California Gov. Gavin Newsom breaks ground at a new state...

California Gov. Gavin Newsom breaks ground at a new state park in a decade on Monday April 22, 2024 at the Dos Rios property, in Modesto, Calif. The announcement comes as the state sets targets for cutting planet-warming emissions on natural lands. Credit: AP/Sophie Austin

MODESTO, Calif. — California will open its first new state park in a decade this summer, Gov. Gavin Newsom and state officials announced Monday, as the state sets targets for cutting planet-warming emissions on natural lands.

The 1,600-acre (648-hectare) Dos Rios tract in the state's crop-rich Central Valley is set to open June 12 as California's 281st state park. Located near the confluence of the Tuolumne and San Joaquin rivers, it is surrounded by vast almond orchards and dairy pastures. Californians will be able to use the park for hiking and picnicking, with plans for swimming and boating access in the future.

Ali Manzo, a Central Valley native and California State Parks interpreter, said the new park will help bring people together and allow them to develop a deeper respect for nature.

“Dos Rios is not just a park," Manzo said. "It's a community treasure that offers peace, adventure and a vital connection to nature.”

Manzo joined the governor, First Partner Jennifer Siebel Newsom and civil rights icon Dolores Huerta to announce the new park.

The Earth-Day announcement comes as Newsom unveiled new targets for cutting greenhouse gas emissions on natural lands. The plan sets out to reduce the risks of wildfires, expand forest cover and restore wetlands. Newsom said the targets would move the state closer toward achieving its mandate of carbon neutrality, meaning it will remove as many carbon emissions from the atmosphere as it emits, by 2045.

“These are stretch goals, unquestionably,” the Democratic governor said. “The good news is we're making real progress.”

First Partner Jennifer Siebel Newsom plants a tree during ground...

First Partner Jennifer Siebel Newsom plants a tree during ground breaking ceremony where the state will open the first new state park in a decade on Monday April 22, 2024 at the Dos Rios property, in Modesto, Calif. The announcement comes as the state sets targets for cutting planet-warming emissions on natural lands. Credit: AP/Sophie Austin

Newsom did not say what success would look like for implementing the targets. His administration did not release an estimate for how much the plan would cost the state, which is facing a massive projected budget deficit.

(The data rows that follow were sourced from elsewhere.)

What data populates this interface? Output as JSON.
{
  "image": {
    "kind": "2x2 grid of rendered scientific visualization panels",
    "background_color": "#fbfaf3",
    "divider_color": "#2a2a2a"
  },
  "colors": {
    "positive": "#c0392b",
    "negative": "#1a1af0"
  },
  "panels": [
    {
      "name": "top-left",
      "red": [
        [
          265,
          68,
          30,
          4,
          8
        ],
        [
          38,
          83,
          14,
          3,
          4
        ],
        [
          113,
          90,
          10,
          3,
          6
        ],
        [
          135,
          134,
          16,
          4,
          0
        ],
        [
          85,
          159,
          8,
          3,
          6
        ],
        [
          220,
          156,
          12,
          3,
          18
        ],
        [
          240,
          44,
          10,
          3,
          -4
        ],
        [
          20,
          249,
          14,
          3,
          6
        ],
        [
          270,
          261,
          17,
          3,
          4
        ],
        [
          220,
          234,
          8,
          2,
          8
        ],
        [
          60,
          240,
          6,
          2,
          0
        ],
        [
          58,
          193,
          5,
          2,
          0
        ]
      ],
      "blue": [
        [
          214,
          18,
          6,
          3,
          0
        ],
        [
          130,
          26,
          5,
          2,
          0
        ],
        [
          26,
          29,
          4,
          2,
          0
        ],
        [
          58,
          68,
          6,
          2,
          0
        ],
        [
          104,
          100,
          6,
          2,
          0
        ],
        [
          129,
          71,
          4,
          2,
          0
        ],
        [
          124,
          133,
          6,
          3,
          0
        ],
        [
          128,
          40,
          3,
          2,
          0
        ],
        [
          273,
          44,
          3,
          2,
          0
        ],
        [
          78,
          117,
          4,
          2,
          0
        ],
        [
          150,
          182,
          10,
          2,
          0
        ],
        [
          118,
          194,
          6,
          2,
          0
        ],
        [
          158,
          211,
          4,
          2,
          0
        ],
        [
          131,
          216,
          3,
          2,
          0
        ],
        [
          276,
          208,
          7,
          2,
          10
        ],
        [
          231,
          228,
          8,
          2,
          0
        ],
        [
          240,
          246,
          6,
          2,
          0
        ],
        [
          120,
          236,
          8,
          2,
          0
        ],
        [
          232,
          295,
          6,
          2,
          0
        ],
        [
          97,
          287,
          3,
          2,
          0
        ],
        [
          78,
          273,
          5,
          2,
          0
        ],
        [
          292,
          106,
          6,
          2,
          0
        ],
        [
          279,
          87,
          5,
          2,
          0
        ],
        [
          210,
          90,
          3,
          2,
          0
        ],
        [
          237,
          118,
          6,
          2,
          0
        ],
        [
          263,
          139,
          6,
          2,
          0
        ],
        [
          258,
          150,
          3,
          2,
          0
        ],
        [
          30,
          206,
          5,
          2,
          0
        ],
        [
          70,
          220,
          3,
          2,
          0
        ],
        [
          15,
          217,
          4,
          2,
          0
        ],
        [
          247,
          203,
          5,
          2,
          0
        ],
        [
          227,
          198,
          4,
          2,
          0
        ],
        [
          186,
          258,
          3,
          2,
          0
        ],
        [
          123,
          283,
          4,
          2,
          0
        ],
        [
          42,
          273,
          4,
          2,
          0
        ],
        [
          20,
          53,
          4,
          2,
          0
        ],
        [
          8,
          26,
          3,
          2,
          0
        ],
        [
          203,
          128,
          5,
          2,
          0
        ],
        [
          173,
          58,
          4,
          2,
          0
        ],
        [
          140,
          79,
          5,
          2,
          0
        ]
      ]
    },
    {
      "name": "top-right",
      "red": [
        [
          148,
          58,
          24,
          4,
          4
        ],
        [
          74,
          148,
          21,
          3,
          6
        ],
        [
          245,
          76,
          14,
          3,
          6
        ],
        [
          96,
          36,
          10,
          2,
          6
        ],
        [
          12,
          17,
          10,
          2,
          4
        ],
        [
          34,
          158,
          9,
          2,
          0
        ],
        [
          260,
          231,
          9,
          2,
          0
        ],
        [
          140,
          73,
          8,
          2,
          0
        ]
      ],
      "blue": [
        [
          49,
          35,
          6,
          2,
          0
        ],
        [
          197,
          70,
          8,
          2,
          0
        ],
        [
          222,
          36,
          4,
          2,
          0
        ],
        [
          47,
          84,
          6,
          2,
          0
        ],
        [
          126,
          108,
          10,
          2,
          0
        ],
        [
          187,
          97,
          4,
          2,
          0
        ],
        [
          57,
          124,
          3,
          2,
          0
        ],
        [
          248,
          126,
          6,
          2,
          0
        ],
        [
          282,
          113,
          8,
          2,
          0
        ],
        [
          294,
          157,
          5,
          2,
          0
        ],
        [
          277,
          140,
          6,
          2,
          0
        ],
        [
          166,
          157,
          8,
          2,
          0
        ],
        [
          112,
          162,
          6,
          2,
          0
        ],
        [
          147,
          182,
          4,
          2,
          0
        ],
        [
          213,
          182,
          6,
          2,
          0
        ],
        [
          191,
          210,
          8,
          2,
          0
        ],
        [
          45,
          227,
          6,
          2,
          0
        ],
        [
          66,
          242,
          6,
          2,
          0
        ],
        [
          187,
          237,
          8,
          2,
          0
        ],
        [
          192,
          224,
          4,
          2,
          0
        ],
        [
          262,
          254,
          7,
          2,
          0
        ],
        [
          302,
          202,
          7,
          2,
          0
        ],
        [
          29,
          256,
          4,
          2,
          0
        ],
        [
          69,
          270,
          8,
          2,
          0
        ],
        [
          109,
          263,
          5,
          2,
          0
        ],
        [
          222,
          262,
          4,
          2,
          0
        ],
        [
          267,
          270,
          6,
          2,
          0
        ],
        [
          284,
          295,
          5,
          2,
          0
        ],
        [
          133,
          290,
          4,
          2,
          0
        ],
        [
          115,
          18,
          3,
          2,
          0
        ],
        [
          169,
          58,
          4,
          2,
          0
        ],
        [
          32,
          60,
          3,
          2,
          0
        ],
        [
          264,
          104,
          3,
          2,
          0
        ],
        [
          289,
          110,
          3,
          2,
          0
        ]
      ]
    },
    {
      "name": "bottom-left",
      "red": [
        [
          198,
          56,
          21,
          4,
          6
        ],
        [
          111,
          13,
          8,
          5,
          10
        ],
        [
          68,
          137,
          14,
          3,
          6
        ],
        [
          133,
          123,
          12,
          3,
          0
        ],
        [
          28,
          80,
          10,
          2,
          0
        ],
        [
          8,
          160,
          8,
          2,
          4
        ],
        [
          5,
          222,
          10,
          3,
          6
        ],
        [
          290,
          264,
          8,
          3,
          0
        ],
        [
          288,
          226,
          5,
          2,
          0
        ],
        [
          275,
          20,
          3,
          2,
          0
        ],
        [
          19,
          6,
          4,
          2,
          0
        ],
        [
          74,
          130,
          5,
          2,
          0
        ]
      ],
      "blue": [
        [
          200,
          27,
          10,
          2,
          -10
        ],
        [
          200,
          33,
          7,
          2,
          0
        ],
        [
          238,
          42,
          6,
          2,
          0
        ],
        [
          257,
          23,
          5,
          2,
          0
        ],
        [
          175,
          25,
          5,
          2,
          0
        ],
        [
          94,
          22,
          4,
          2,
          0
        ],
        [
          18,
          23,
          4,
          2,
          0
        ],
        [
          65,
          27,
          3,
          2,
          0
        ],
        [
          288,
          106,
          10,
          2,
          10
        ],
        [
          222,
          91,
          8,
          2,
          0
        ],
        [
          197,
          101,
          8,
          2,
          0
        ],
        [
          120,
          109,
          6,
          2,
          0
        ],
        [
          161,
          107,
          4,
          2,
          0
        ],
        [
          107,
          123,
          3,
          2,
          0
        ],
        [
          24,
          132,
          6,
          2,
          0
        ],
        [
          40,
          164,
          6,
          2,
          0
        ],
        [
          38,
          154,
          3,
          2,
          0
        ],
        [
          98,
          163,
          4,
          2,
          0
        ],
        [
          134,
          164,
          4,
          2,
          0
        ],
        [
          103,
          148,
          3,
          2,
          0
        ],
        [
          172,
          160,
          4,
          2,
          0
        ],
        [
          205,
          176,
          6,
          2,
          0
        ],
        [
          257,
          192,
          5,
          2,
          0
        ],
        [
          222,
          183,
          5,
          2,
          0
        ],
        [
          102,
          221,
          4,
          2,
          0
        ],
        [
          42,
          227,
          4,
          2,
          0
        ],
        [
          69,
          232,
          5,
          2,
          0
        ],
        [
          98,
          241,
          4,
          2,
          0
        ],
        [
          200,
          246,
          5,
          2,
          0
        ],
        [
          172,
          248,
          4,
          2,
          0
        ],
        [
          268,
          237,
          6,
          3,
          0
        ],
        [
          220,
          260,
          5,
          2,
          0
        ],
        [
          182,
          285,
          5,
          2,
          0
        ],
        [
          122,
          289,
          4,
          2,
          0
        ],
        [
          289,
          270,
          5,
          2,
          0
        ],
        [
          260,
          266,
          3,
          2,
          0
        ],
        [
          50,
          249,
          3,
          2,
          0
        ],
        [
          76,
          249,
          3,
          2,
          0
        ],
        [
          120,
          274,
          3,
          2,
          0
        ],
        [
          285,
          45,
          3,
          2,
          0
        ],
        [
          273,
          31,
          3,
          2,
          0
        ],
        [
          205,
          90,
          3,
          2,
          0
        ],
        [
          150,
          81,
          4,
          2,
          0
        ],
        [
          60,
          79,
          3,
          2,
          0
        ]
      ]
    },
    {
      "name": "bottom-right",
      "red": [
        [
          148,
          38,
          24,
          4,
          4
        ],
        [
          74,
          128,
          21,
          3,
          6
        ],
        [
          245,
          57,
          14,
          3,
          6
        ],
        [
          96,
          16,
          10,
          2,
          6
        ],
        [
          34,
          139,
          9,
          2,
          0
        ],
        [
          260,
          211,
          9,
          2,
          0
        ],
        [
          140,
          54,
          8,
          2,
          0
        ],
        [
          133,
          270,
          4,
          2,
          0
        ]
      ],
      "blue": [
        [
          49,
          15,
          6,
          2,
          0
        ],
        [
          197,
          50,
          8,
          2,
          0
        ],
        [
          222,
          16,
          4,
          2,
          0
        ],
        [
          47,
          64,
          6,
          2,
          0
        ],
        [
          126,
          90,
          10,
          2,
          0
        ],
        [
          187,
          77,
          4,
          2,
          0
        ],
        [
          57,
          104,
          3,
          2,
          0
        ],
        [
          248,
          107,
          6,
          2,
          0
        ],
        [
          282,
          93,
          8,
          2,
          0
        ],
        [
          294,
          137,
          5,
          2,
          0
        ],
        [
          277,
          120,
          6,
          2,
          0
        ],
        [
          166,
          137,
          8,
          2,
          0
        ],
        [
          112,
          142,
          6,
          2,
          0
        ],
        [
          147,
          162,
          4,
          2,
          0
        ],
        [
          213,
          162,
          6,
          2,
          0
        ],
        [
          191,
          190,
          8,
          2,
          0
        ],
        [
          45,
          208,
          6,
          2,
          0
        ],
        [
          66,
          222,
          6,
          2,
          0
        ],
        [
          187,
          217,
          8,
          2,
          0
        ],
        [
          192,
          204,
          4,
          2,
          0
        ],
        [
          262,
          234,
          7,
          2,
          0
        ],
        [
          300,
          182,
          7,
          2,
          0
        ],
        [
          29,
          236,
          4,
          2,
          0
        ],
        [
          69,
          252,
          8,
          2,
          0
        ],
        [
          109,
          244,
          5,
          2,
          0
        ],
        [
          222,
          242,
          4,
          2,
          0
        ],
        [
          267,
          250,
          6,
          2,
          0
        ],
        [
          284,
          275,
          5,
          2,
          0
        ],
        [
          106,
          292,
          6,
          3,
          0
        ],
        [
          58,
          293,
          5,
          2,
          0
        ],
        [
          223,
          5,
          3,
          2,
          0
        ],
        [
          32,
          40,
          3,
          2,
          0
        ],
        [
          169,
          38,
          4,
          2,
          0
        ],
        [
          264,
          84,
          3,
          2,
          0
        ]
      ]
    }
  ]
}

The targets come out of a law Newsom signed in 2022 requiring the state Natural Resources Agency to work with other agencies to create a plan to reduce emissions from natural lands.

The plan aims to reduce the risks of wildfires across nearly 53,000 square miles (138,000 square kilometers) of land by 2045 through methods that include burning vegetation that can make wildfires more intense. The state also plans to plant 4.2 million trees, manage and restore 1.6 million acres (647,000 hectares) of grasslands, and protect more than 233,000 acres (94,000 hectares) of wetlands and seagrasses along that timeline.

California has spent about $9.6 billion since 2020 on efforts address climate change using the state's natural lands.

Civil Rights activist Dolores Huerta participates in a ground breaking...

Civil Rights activist Dolores Huerta participates in a ground breaking ceremony where the state will open its first new state park in a decade at the Dos Rios property, in Modesto, Calif. on Monday April 22, 2024. The announcement comes as the state sets targets for cutting planet-warming emissions on natural lands. Credit: AP/Sophie Austin

Natural Resources Secretary Wade Crowfoot called the plan “a big deal” because the state has focused much of its climate policy on reducing emissions from other areas, such as the energy sector, and less so from natural lands.

“We know we have to reduce pollution significantly, but we also need to improve the health of our landscapes to actually remove carbon dioxide from the air,” Crowfoot said.

In recent years, the state has approved the eventual phasing out of the sale of new fossil fuel-powered cars, lawn mowers, large trucks that transport goods through ports and trains powered by diesel.